After the first Cenote, we were offered a light continental breakfast with assorted pastries, whole apples, bananas, coffee & Mexican home made hot chocolate, which was delicious. TIP: If you like a big breakfast in the morning, you might want to grab your eggs & bacon before hand. But then again, do you really want a heavy American style breakfast right before physical activity? Think about it. Lunch was served after Cenote #4 and it was a selection of a cold cuts sandwich buffet accompanied by potato salad, green salad and it also included unlimited coronas and red wine! Every Cenote we visited had changing and restroom facilities.

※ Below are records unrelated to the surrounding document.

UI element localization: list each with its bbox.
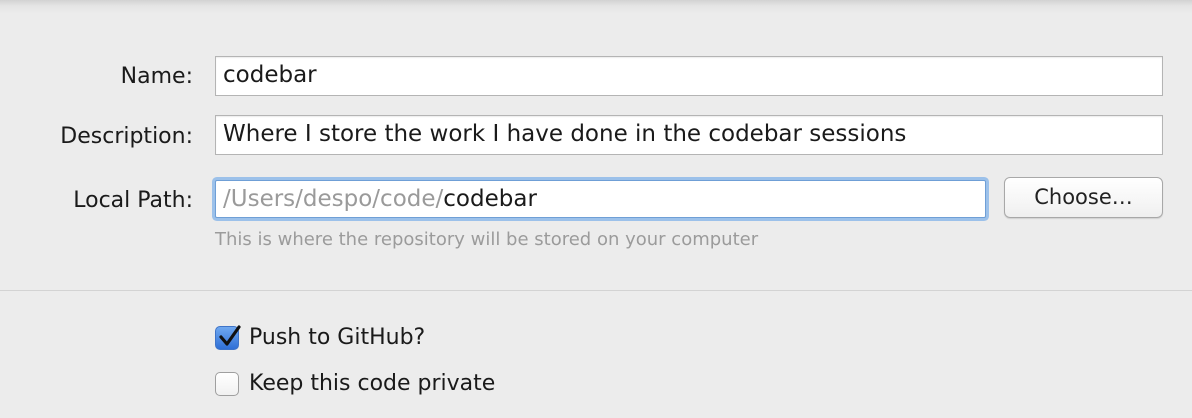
name-label: Name:: [120, 64, 193, 89]
description-value: Where I store the work I have done in th…: [223, 121, 907, 147]
name-field[interactable]: codebar: [215, 56, 1163, 96]
keep-private-checkbox[interactable]: [215, 372, 239, 396]
description-field[interactable]: Where I store the work I have done in th…: [215, 115, 1163, 155]
local-path-label: Local Path:: [73, 188, 193, 213]
keep-private-option[interactable]: Keep this code private: [215, 370, 495, 398]
local-path-field[interactable]: /Users/despo/code/codebar: [215, 180, 986, 218]
push-to-github-checkbox[interactable]: [215, 325, 241, 350]
description-label: Description:: [60, 124, 193, 149]
local-path-hint: This is where the repository will be sto…: [215, 229, 759, 250]
push-to-github-label: Push to GitHub?: [249, 325, 426, 350]
checkmark-icon: [219, 325, 241, 346]
choose-button[interactable]: Choose…: [1004, 177, 1163, 218]
push-to-github-option[interactable]: Push to GitHub?: [215, 324, 425, 352]
name-value: codebar: [223, 62, 317, 88]
local-path-value: codebar: [443, 186, 537, 212]
window-top-edge: [0, 0, 1192, 14]
local-path-prefix: /Users/despo/code/: [223, 186, 444, 212]
keep-private-label: Keep this code private: [249, 371, 496, 396]
section-divider: [0, 290, 1192, 291]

We did bring our go pros of course, but honestly the Tour photographer captured so many great shots that would not have been possible from our perspective. The photo package per couple was a little pricey but worth it, hence the majority of the photos on this post are by Xenotes Oasis Maya Tour‘s photography crew unless otherwise stated or watermarked. Gina was our group’s photographer and the photo package was $70 per couple *This is not a sponsored post. We loved the tour and would highly recommend Xenotes Oasis Maya Tour Company. They were very organized, friendly and accommodating. And if Spanish isn’t your forte, don’t worry, they speak English.